一連串的說了三個如此,顯然趙商是相當的興奮。
是的,明明說是征西將軍死了,但是平陽城中的荀諶也好,棗祗也罷,似乎並沒有受到什麼巨大的影響,依舊是該乾什麼乾什麼,不就是最好的說明麼?
有了繼承人,所以才有條不紊。
這不就是跟大漢朝一樣的麼?
雖然小孩子要等到十幾年之後才能掌權,或者是一輩子都與權力無緣,但是在這個階段,卻可以讓旗下的眾人安心做事……
裴俊看著趙商的背影,眼珠子轉了轉,似乎想說一些什麼,但是最後還是沒有講出來。
裴俊和趙商的觀念麼,有一些是一致的,但是也有一些是有區彆的,一致的地方就是在對待大漢中興這樣一個事情上,中興的道路很漫長,而中心的基礎就是要有合適的執政人員,製定出一個符合當下大漢朝堂的國政策略。
十幾年來,大漢上下飽受宦官、外戚、權臣禍國之苦,不管是在朝堂之上還是在鄉野之中,對於有些眼光的士族而言,都意識到了這一點,沒有合適執政人員和國政策略,中興就是一個笑話。
這個大前提,趙商是這麼認為的,裴俊也是一樣,但是在具體合適的執政人員和國政策略這樣的細分項目上,裴俊的想法則是和趙商有些不同。
趙商認為,隻有鄉野大賢,方知人間疾苦,才能做出相應符合大漢民生的政策和法律,才可以真正讓大漢再複輝煌。
其實就是再說他自己……
而對於裴俊來說,他更相信權力的製衡,權力製衡的其實就是權力的分配製度,權力分配牽扯到不同群體的利益,所以產生激烈的爭鬥也是必然的過程,而在這個爭鬥的過程當中,如果沒有強大的實力,必然無法確保在爭鬥當中的勝利,因此當下各地諸侯才會烽煙四起,窮兵黷武。
鄉野大賢有什麼?
除了一個名聲,一張嘴,還能剩下些什麼?
就連趙商,不也是需要前來依附,才能獲取相對應的權勢和地位麼?
在裴俊眼中,當下無非就是山東山西之爭。
而聞喜麼,既可以算是山東的,也可以算是山西的,當然嚴格說起來,還是偏向於山西多一些,因此征西將軍斐潛崛起的時候,自然更加側重一點。
當然,楊彪也是一個選擇,隻不過楊彪似乎因為在司隸待的時間長了,有些忘了自己祖先其實也是從山西發源而來……
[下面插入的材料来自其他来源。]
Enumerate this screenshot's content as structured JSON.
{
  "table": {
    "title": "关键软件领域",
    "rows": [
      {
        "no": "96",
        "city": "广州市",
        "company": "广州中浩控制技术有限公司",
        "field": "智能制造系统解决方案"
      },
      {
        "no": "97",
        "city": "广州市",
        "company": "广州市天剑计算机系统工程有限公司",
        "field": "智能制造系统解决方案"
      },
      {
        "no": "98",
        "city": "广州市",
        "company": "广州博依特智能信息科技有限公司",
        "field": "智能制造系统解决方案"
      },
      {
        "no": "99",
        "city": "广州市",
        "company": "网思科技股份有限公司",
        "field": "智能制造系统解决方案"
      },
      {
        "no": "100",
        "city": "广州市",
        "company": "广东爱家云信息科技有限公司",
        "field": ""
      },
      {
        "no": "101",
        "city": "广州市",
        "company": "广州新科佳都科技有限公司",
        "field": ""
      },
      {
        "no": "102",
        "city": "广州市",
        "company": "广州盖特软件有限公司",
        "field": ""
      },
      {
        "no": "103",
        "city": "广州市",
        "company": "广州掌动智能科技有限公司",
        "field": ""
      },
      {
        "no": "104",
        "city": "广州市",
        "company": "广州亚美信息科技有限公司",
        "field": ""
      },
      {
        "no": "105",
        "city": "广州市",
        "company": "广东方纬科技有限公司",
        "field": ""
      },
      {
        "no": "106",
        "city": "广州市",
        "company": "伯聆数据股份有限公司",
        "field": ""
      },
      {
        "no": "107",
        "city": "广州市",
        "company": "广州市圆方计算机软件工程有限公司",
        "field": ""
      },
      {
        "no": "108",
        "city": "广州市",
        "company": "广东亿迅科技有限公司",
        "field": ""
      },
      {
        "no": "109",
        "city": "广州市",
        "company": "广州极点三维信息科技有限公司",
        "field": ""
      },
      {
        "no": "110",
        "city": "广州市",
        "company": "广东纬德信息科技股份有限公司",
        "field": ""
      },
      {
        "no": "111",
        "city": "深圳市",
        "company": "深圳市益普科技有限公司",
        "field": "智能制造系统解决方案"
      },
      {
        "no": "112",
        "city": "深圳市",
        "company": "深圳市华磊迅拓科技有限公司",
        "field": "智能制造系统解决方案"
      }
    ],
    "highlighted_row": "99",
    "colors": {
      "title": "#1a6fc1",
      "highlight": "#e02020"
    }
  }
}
實在不行的話,退而求其次,隱忍下所謂的政治抱負,隻求家族騰達,也可以最後找一個山東士族投靠,當然,到那個時候,最好的職位自然是家族當中的嫡子裴潛來擔任了。
斐潛,裴潛,嗬嗬……
裴俊不由得有些想笑。
“奉先為何發笑?”趙商有些奇怪的問道。
裴俊挑了挑眉毛,若無其事的說道:“若是……征西真有遺腹嗣子……當位於何處?”
趙商也是笑了,說道:“定於學宮之內!”
“學宮?”裴俊沒有想到自己隨口說的問題趙商還真的有答案。
趙商點了點頭,捋了捋胡須,眯縫著眼,一副智珠在握的模樣,緩緩的說道:“若是平陽府衙之內的正妻黃氏有孕,定然大肆歡慶,廣為人知,豈有按奈不報之理?如今若是有子,卻又不便宣揚,加之征西將軍素來不好女色,唯一親善者……”
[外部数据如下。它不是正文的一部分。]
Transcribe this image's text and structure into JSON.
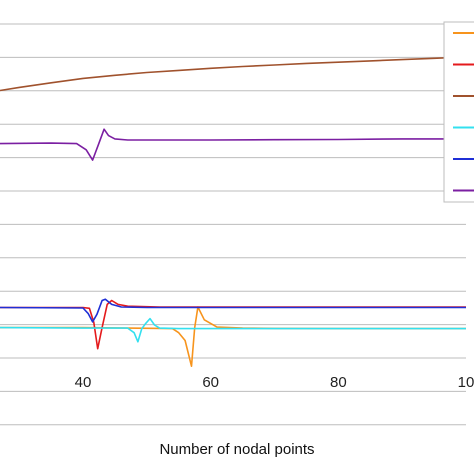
{
  "chart_data": {
    "type": "line",
    "title": "",
    "xlabel": "Number of nodal points",
    "ylabel": "",
    "grid": "horizontal",
    "legend_position": "right (cropped)",
    "x_ticks": [
      40,
      60,
      80,
      "10"
    ],
    "xlim": [
      27,
      100
    ],
    "ylim": [
      0,
      13
    ],
    "series": [
      {
        "color": "#f7941d",
        "x": [
          27,
          40,
          54,
          55,
          56,
          57,
          57.5,
          58,
          59,
          61,
          65,
          70,
          80,
          90,
          100
        ],
        "y": [
          2.5,
          2.5,
          2.46,
          2.3,
          2.0,
          1.0,
          2.5,
          3.3,
          2.8,
          2.52,
          2.48,
          2.47,
          2.46,
          2.46,
          2.46
        ]
      },
      {
        "color": "#e41a1c",
        "x": [
          27,
          40,
          41,
          41.7,
          42.3,
          43,
          43.8,
          44.5,
          45.5,
          47,
          52,
          60,
          70,
          80,
          90,
          100
        ],
        "y": [
          3.28,
          3.28,
          3.25,
          2.7,
          1.68,
          2.5,
          3.4,
          3.55,
          3.4,
          3.33,
          3.3,
          3.3,
          3.3,
          3.3,
          3.3,
          3.3
        ]
      },
      {
        "color": "#a0522d",
        "x": [
          27,
          30,
          35,
          40,
          45,
          50,
          55,
          60,
          65,
          70,
          75,
          80,
          85,
          90,
          95,
          100
        ],
        "y": [
          11.7,
          11.82,
          12.0,
          12.17,
          12.29,
          12.4,
          12.48,
          12.56,
          12.63,
          12.69,
          12.75,
          12.8,
          12.85,
          12.9,
          12.95,
          13.0
        ]
      },
      {
        "color": "#33e0ef",
        "x": [
          27,
          40,
          47,
          48,
          48.6,
          49.2,
          49.8,
          50.5,
          51.2,
          52,
          55,
          60,
          70,
          80,
          90,
          100
        ],
        "y": [
          2.5,
          2.48,
          2.48,
          2.3,
          1.95,
          2.45,
          2.65,
          2.85,
          2.6,
          2.48,
          2.46,
          2.46,
          2.46,
          2.46,
          2.46,
          2.46
        ]
      },
      {
        "color": "#1f2fd6",
        "x": [
          27,
          40,
          40.8,
          41.5,
          42.2,
          43,
          43.5,
          44.5,
          46,
          50,
          60,
          70,
          80,
          90,
          100
        ],
        "y": [
          3.28,
          3.26,
          3.05,
          2.72,
          3.02,
          3.55,
          3.6,
          3.4,
          3.3,
          3.28,
          3.28,
          3.28,
          3.28,
          3.28,
          3.28
        ]
      },
      {
        "color": "#7b1fa2",
        "x": [
          27,
          35,
          39,
          40.5,
          41.5,
          42.5,
          43.3,
          44,
          45,
          47,
          52,
          60,
          70,
          80,
          90,
          100
        ],
        "y": [
          9.64,
          9.66,
          9.64,
          9.4,
          9.0,
          9.65,
          10.2,
          9.95,
          9.82,
          9.78,
          9.78,
          9.78,
          9.79,
          9.8,
          9.82,
          9.82
        ]
      }
    ]
  }
}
趙商向著學宮指了指,一張原本正經的老臉上也不免透出一些猥瑣的神色來。
“趙兄之意……”裴俊瞪圓了眼,“是……蔡……”
趙商微微頜首,嘿嘿笑了兩聲,然後咳嗽了一下,說道:“此事若不是賢弟親自查探,吾等仍蒙於鼓中!若說起來,其實也是早有征兆……”
趙商在廳堂之內緩緩的度起步來,扒拉著手指頭說道:“征西乃蔡大家之徒,想必與雒便可登堂入室矣,這自然就有情愫初生之機……加之並北平陽之處,又有再續前緣之意……蔡大家之女,嗯……似乎久未露麵矣……”
“前日荀東曹遣兵守桃山,其意非守學宮,乃守嗣子也!”趙商斬釘截鐵的下了結論,胡子還抖了兩下,似乎也是在表示肯定。
裴俊還是覺得有些不可思議,說道:“若是如此,怎不索性……征西已是列侯,可娶二妻……”
“自然是無父母之命,媒妁之言之故也……”趙商言辭卓卓的說道,“白虎通有雲,遠恥防淫泆也……何況雖是大家之女,亦為黜出之婦,非良人也,如何能娶之為妻焉?若為妾,又置蔡大家顏麵於何地?故而……哈哈……”
“至於未納於城中……或是黃氏多妒,或是……”趙商笑著說道,“或是虛者實之,實者虛之也,定是如此!荀東曹不愧是精通兵法!哈哈,若不是賢弟親探荀東曹,某又何能得此論?平陽若下,賢弟當屬首功!”
裴俊搖搖手說道:“此皆趙兄之功也!小弟不過走卒而已,不足掛齒。”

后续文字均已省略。